Du côté de SUISA, l’objectif est de simplifier le tarif, en particulier pour les petits événements, afin d’économiser des coûts de gestion et de favoriser l’accès à la musique. Les intérêts des organisateurs et organisatrices vont aussi dans ce sens, si bien que des solutions en vue d’une simplification devraient pouvoir être trouvées. Là où les choses sont plus compliquées, c’est que les associations parties aux négociations remettent en cause certains principes fondamentaux du droit d’auteur et du droit tarifaire.

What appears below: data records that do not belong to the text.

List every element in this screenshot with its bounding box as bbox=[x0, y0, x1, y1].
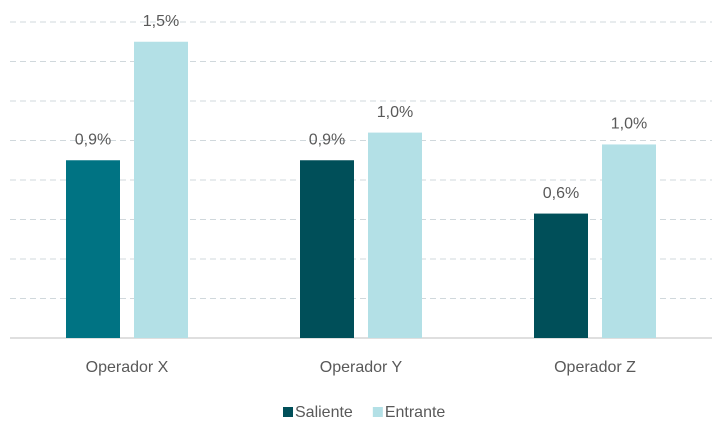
bar bbox=[602, 144, 656, 338]
legend-swatch bbox=[372, 407, 383, 417]
legend-label: Entrante bbox=[385, 404, 446, 421]
legend-label: Saliente bbox=[295, 404, 353, 421]
bar bbox=[134, 41, 188, 338]
x-tick-label: Operador X bbox=[86, 359, 169, 376]
x-tick-label: Operador Z bbox=[554, 359, 636, 376]
data-label: 1,0% bbox=[611, 116, 647, 133]
data-label: 0,6% bbox=[543, 185, 579, 202]
legend-swatch bbox=[283, 407, 293, 417]
data-label: 1,5% bbox=[143, 13, 179, 30]
bar bbox=[534, 213, 588, 338]
x-tick-label: Operador Y bbox=[320, 359, 403, 376]
bar bbox=[300, 160, 354, 338]
data-label: 0,9% bbox=[309, 131, 345, 148]
bar bbox=[66, 160, 120, 338]
data-label: 1,0% bbox=[377, 104, 413, 121]
bar bbox=[368, 132, 422, 338]
data-label: 0,9% bbox=[75, 131, 111, 148]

Sur un point central, la loi est claire: les indemnités de droits d’auteur doivent être calculées en premier lieu en fonction des recettes procurées par les œuvres (art. 60 LDA). Dans le domaine des concerts, il est bien connu que le prix des billets a fortement augmenté ces dernières années et, avec lui, le chiffre d’affaires des sociétés d’organisation. Celles-ci signalent toutefois que cette tendance est due à une hausse des frais à leur charge, et non à une amélioration de leurs marges. De plus, elles font valoir que le travail de composition n’a pas changé ces dernières années, si bien qu’il n’y a aucune raison de mieux le valoriser.
«Il est juste que les auteurs et autrices participent aussi à ces revenus, qui ne seraient pas possibles sans œuvres jouées en concert.»
Les frais de celles et ceux qui organisent des concerts ont toutefois pour corollaire des revenus auprès d’autres personnes. Il est juste que les auteurs et autrices participent aussi à ces revenus, qui ne seraient pas possibles sans œuvres jouées en concert. Pour cette raison, la jurisprudence calcule les indemnités de droit d’auteur sur les recettes «brutes», c’est-à-dire sans tenir compte des frais supportés par la personne qui utilise les œuvres. Le principe d’une participation proportionnelle à la valeur économique des droits est aussi inscrit à l’art. 18 de la Directive européenne de 2019 sur le droit d’auteur dans le marché unique numérique. Il n’est d’ailleurs pas toujours à l’avantage des ayants droit, dans une société de l’information habituée à la (quasi) gratuité, où les œuvres ne rapportent pas toujours ce qu’elles devraient. Mais ce principe fait partie des «règles du jeu», que SUISA doit bien accepter. Il ne faut donc pas demander à SUISA d’y déroger lorsqu’il permet une juste rémunération des ayants droit, et de l’accepter dans les autres cas …
Un autre point invoqué par nos partenaires de négociation est que le public assiste à un concert non seulement pour écouter de la musique, mais aussi pour bénéficier d’un spectacle et d’une ambiance particulière. Le tarif actuel ne tiendrait pas suffisamment compte de ces «éléments non musicaux». Cet argument avait déjà été avancé lors des négociations précédentes de 2016 et, pour y donner suite, les parties avaient convenu d’un abattement sur les taux de redevance. Suivant les cas, celui-ci peut aller jusqu’à 25%. Il est donc faux d’affirmer, comme l’ont fait certains organisateurs dans la presse, que SUISA s’en tient aveuglément au pourcentage maximal prévu par la loi. Mais elle ne voit pas pourquoi la solution trouvée en 2016 serait aujourd’hui devenue inacceptable, alors que la situation n’a pas changé.
Malgré ces divergences, les organisateurs et organisatrices de concerts ont aussi intérêt à ce que le tarif de SUISA permette une rémunération équitable des auteurs/trices et éditeurs/trices de musique. Sinon, les grands ayants droit chercheront à gérer eux-mêmes leurs droits, sans passer par SUISA. Le milieu de l’organisation devra alors faire face à des conditions de licence fixées unilatéralement, non contrôlées par l’Etat, et il ne bénéficiera plus du «guichet unique» que permet la gestion collective. L’acquisition des droits risque ainsi de devenir plus chère et plus compliquée. Pour éviter cette conséquence, toutes les parties doivent tirer à la même corde!